I have FINALLY finished my MBA in June and have been really busy at work lately. I know, no real excuse but that's the only one there is :).
So, in order to kick off my blog again, I decided to post this lovely recipe with fall feeling: Pumpkin risotto.
I have been trying to incorporate more vegetarian dishes in our menu since it is cheaper and better for you. As well, since I eat at work and David eats home, he doesn't "absorb" as much veggies or fruits as I would like... men...
Pumpkin Risotto
Ingredients:
200grs of pumpkin
1 onion
1 garlic clove
1 cup of round rice
1/2 cup white wine
2 cups of vegetable broth (or chicken)
parsley
salt and pepper
oil
Remove skin and fillings from pumpkin and dice the meat.
Slice onion and garlic.
In a pan, heat oil.
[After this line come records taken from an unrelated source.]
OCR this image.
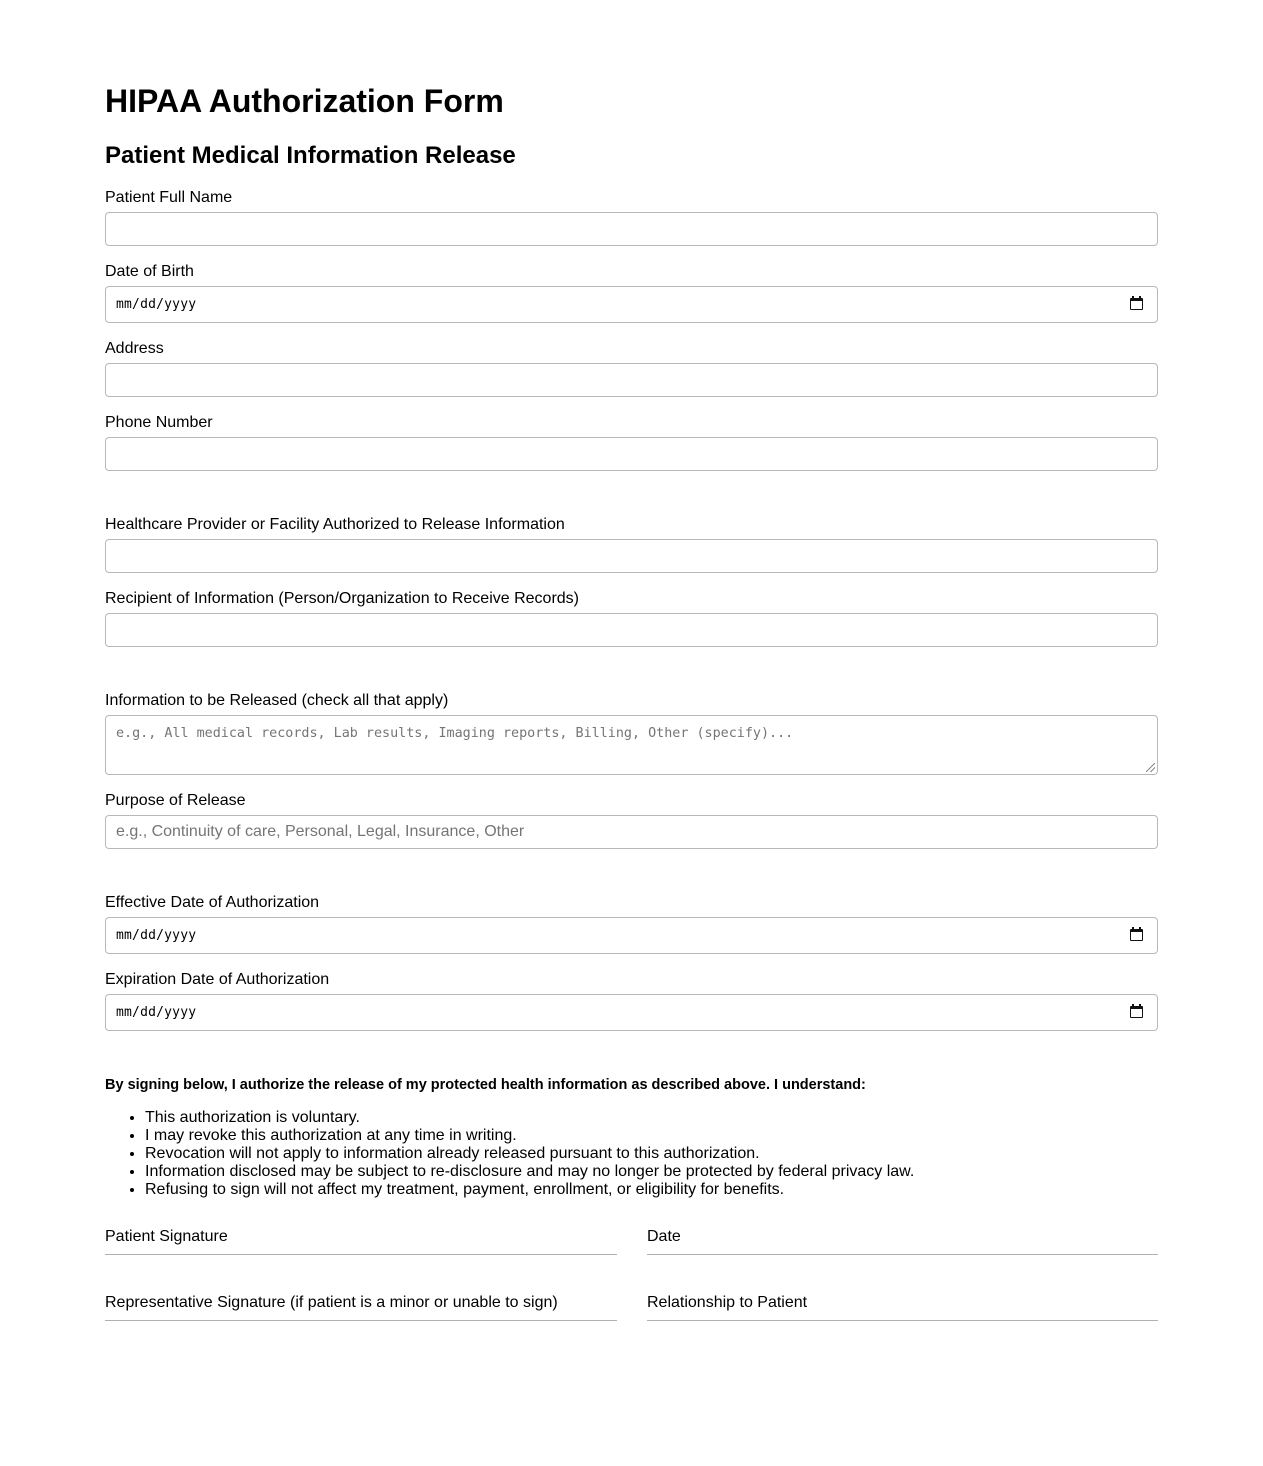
HIPAA Authorization Form
Patient Medical Information Release
Patient Full Name
Date of Birth
mm/dd/yyyy
Address
Phone Number
Healthcare Provider or Facility Authorized to Release Information
Recipient of Information (Person/Organization to Receive Records)
Information to be Released (check all that apply)
e.g., All medical records, Lab results, Imaging reports, Billing, Other (specify)...
Purpose of Release
e.g., Continuity of care, Personal, Legal, Insurance, Other
Effective Date of Authorization
mm/dd/yyyy
Expiration Date of Authorization
mm/dd/yyyy

By signing below, I authorize the release of my protected health information as described above. I understand:

• This authorization is voluntary.
• I may revoke this authorization at any time in writing.
• Revocation will not apply to information already released pursuant to this authorization.
• Information disclosed may be subject to re-disclosure and may no longer be protected by federal privacy law.
• Refusing to sign will not affect my treatment, payment, enrollment, or eligibility for benefits.
Patient Signature	Date
Representative Signature (if patient is a minor or unable to sign)	Relationship to Patient
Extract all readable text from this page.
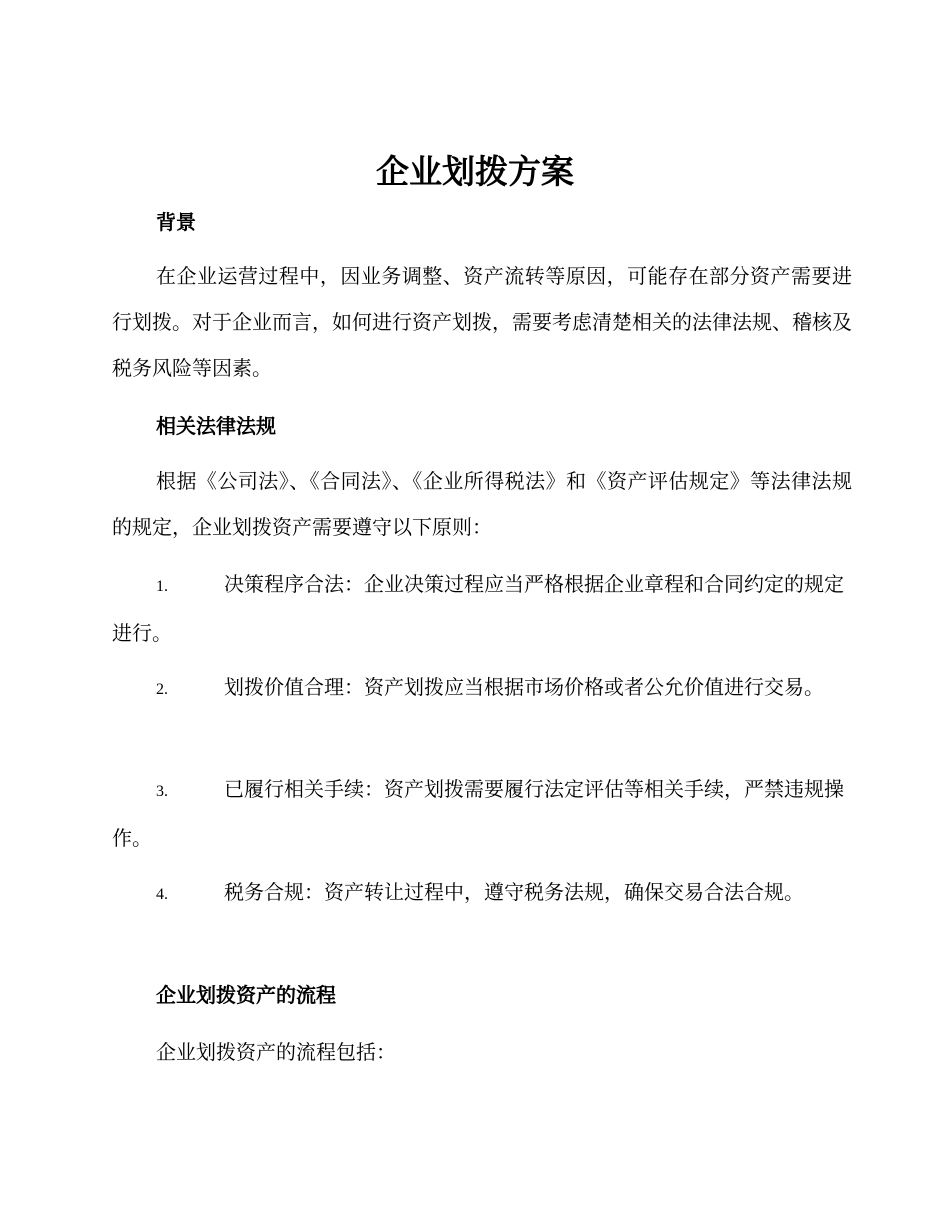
企业划拨方案
背景

在企业运营过程中，因业务调整、资产流转等原因，可能存在部分资产需要进行划拨。对于企业而言，如何进行资产划拨，需要考虑清楚相关的法律法规、稽核及税务风险等因素。

相关法律法规

根据《公司法》、《合同法》、《企业所得税法》和《资产评估规定》等法律法规的规定，企业划拨资产需要遵守以下原则：

1.	决策程序合法：企业决策过程应当严格根据企业章程和合同约定的规定进行。
2.	划拨价值合理：资产划拨应当根据市场价格或者公允价值进行交易。
3.	已履行相关手续：资产划拨需要履行法定评估等相关手续，严禁违规操作。
4.	税务合规：资产转让过程中，遵守税务法规，确保交易合法合规。
企业划拨资产的流程

企业划拨资产的流程包括：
When ready, add the onion and garlic. Sweat for a few minutes.
Add the pumpkin.
Cook for a few minutes until meat starts softening.
In the meantime, heat the broth.
Add the rice. Mix well.
Add the wine and reduce.
Slowly add the broth as it gets absorbed by the rice.
Add parsley, salt and pepper.
Mix well continuously.
And there you have it. A super easy, simple, cheap and healthy recipe for your table!